When I woke up, she was transferred to another hospital before I was able to see her. As I looked at the people gathered in my room, someone else’s voice came from deep inside and I told them I was at peace with this, I’d known something was wrong all along. That I was terribly heartbroken of course, but at peace with the fate I’d known was coming.
That baby and I had an incredible connection before she was born. She spoke to me and told me secrets. Somehow I knew she’d be different, she’d be special; that something was wrong with her umbilical cord, and she would be born via c-section. However, apparently the intuition that had been my constant companion for all those months was severed the moment she left my body. I’ll leave you with one more story to prove it perhaps lived on, but in another person.
Exactly 24 hours after her dramatic delivery, with a cooling cap on her tiny head in an attempt to slow the inevitable brain damage about to occur from over 30 minutes without oxygen, I met my daughter for the first time in the flesh. As I neared the warmer, surrounded with countless pumps and tubes and wires, I was able to stroke her pink skin for the first time. We’d been warned she had almost no chance of survival, and I needed her to know something first. Again, another person’s words rose out of me.
“Abby. Thank you for allowing us to meet you. You are more beautiful than even I imagined and we are so, so proud of how hard you fought to be here. We are the most proud and lucky mommy and daddy in the world.”
The monitors beeped, the bag breathed for her, and alarms sounded every few moments as various things continued to go wrong with her tiny body.
“But I know how hard you fought, and how tired you must be, and I want you to know it’s okay. It’s okay if you have to leave us. I’ll love you forever and with every part of me, but I know you are tired and if you need to leave we’ll understand. We’ll be forever heartbroken, but we’ll understand.”
That’s when my husband, her daddy, spoke to her for the first time since he’d wheeled me into the room.
“But keep fighting. You can do it. You really, really, need to keep fighting.”
Yes, it seems that special bond may have left me but was born again in him, because as you know by now that little one is here today– keeping me on my toes in the best way possible. Even from day one she didn’t listen to me. I’m not sure why, and we don’t question it.
To this day, even with her daily struggles and weekly OT, PT and other services, our little fighter shows that her daddy is quite clearly the more intuitive of the two of us. Despite all that I “knew,” he was the one that was right. She needed to keep fighting, and she somehow had it in her to do so. And she still does.
Thank you, God.
It took 4 years and perhaps some divine intervention before I’d read the book my intuitive friend had mentioned all those years ago. When Expecting Adam was offered to me as November’s From Left to Write book club choice I was surprised this “blast from the past” came back to me in this way.

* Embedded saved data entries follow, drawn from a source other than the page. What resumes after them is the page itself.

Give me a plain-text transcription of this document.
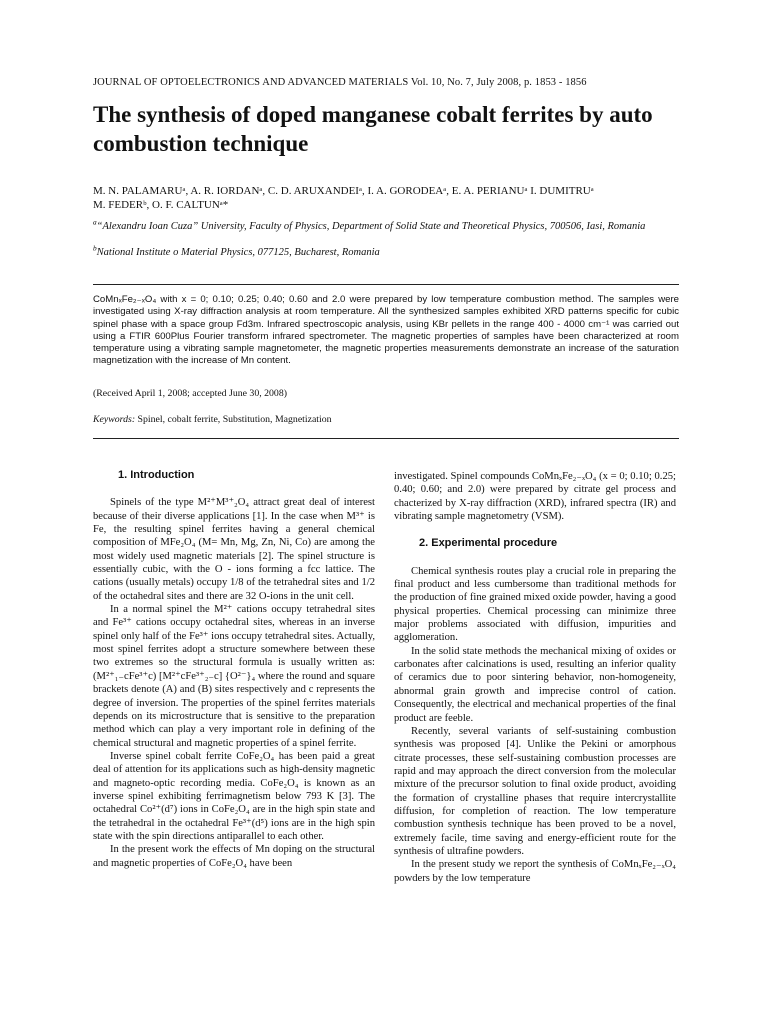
JOURNAL OF OPTOELECTRONICS AND ADVANCED MATERIALS Vol. 10, No. 7, July 2008, p. 1853 - 1856
The synthesis of doped manganese cobalt ferrites by auto combustion technique
M. N. PALAMARUᵃ, A. R. IORDANᵃ, C. D. ARUXANDEIᵃ, I. A. GORODEAᵃ, E. A. PERIANUᵃ I. DUMITRUᵃ
M. FEDERᵇ, O. F. CALTUNᵃ*
$^a$“Alexandru Ioan Cuza” University, Faculty of Physics, Department of Solid State and Theoretical Physics, 700506, Iasi, Romania
$^b$National Institute o Material Physics, 077125, Bucharest, Romania
CoMnₓFe₂₋ₓO₄ with x = 0; 0.10; 0.25; 0.40; 0.60 and 2.0 were prepared by low temperature combustion method. The samples were investigated using X-ray diffraction analysis at room temperature. All the synthesized samples exhibited XRD patterns specific for cubic spinel phase with a space group Fd3m. Infrared spectroscopic analysis, using KBr pellets in the range 400 - 4000 cm⁻¹ was carried out using a FTIR 600Plus Fourier transform infrared spectrometer. The magnetic properties of samples have been characterized at room temperature using a vibrating sample magnetometer, the magnetic properties measurements demonstrate an increase of the saturation magnetization with the increase of Mn content.
(Received April 1, 2008; accepted June 30, 2008)
Keywords: Spinel, cobalt ferrite, Substitution, Magnetization
1. Introduction

Spinels of the type M²⁺M³⁺₂O₄ attract great deal of interest because of their diverse applications [1]. In the case when M³⁺ is Fe, the resulting spinel ferrites having a general chemical composition of MFe₂O₄ (M= Mn, Mg, Zn, Ni, Co) are among the most widely used magnetic materials [2]. The spinel structure is essentially cubic, with the O - ions forming a fcc lattice. The cations (usually metals) occupy 1/8 of the tetrahedral sites and 1/2 of the octahedral sites and there are 32 O-ions in the unit cell.

In a normal spinel the M²⁺ cations occupy tetrahedral sites and Fe³⁺ cations occupy octahedral sites, whereas in an inverse spinel only half of the Fe³⁺ ions occupy tetrahedral sites. Actually, most spinel ferrites adopt a structure somewhere between these two extremes so the structural formula is usually written as: (M²⁺₁₋cFe³⁺c) [M²⁺cFe³⁺₂₋c] {O²⁻}₄ where the round and square brackets denote (A) and (B) sites respectively and c represents the degree of inversion. The properties of the spinel ferrites materials depends on its microstructure that is sensitive to the preparation method which can play a very important role in defining of the chemical structural and magnetic properties of a spinel ferrite.

Inverse spinel cobalt ferrite CoFe₂O₄ has been paid a great deal of attention for its applications such as high-density magnetic and magneto-optic recording media. CoFe₂O₄ is known as an inverse spinel exhibiting ferrimagnetism below 793 K [3]. The octahedral Co²⁺(d⁷) ions in CoFe₂O₄ are in the high spin state and the tetrahedral in the octahedral Fe³⁺(d⁵) ions are in the high spin state with the spin directions antiparallel to each other.

In the present work the effects of Mn doping on the structural and magnetic properties of CoFe₂O₄ have been

investigated. Spinel compounds CoMnₓFe₂₋ₓO₄ (x = 0; 0.10; 0.25; 0.40; 0.60; and 2.0) were prepared by citrate gel process and chacterized by X-ray diffraction (XRD), infrared spectra (IR) and vibrating sample magnetometry (VSM).

2. Experimental procedure

Chemical synthesis routes play a crucial role in preparing the final product and less cumbersome than traditional methods for the production of fine grained mixed oxide powder, having a good physical properties. Chemical processing can minimize three major problems associated with diffusion, impurities and agglomeration.

In the solid state methods the mechanical mixing of oxides or carbonates after calcinations is used, resulting an inferior quality of ceramics due to poor sintering behavior, non-homogeneity, abnormal grain growth and imprecise control of cation. Consequently, the electrical and mechanical properties of the final product are feeble.

Recently, several variants of self-sustaining combustion synthesis was proposed [4]. Unlike the Pekini or amorphous citrate processes, these self-sustaining combustion processes are rapid and may approach the direct conversion from the molecular mixture of the precursor solution to final oxide product, avoiding the formation of crystalline phases that require intercrystallite diffusion, for completion of reaction. The low temperature combustion synthesis technique has been proved to be a novel, extremely facile, time saving and energy-efficient route for the synthesis of ultrafine powders.

In the present study we report the synthesis of CoMnₓFe₂₋ₓO₄ powders by the low temperature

Imagine my shock when I began to digest the first few chapters and realized the book itself is about things that can’t be explained and the everyday magic the author experienced during her pregnancy.
If Martha Beck, a Harvard post-grad student at the time, could admit to society the inexplicable things she experienced than who was I to keep silent about the intuition and magic with my little angel, Abby?
Hope you aren’t considering admitting me to the psych ward deleting your subscription to my blog. I promise this is the only time I’ll go all “X files” on you (is that even an appropriate reference? perhaps I should say go all “Medium” on you?) It’s an internal dialogue that I’ve wanted to put into words for 3 years now, and reading this book provided the perfect push to do so.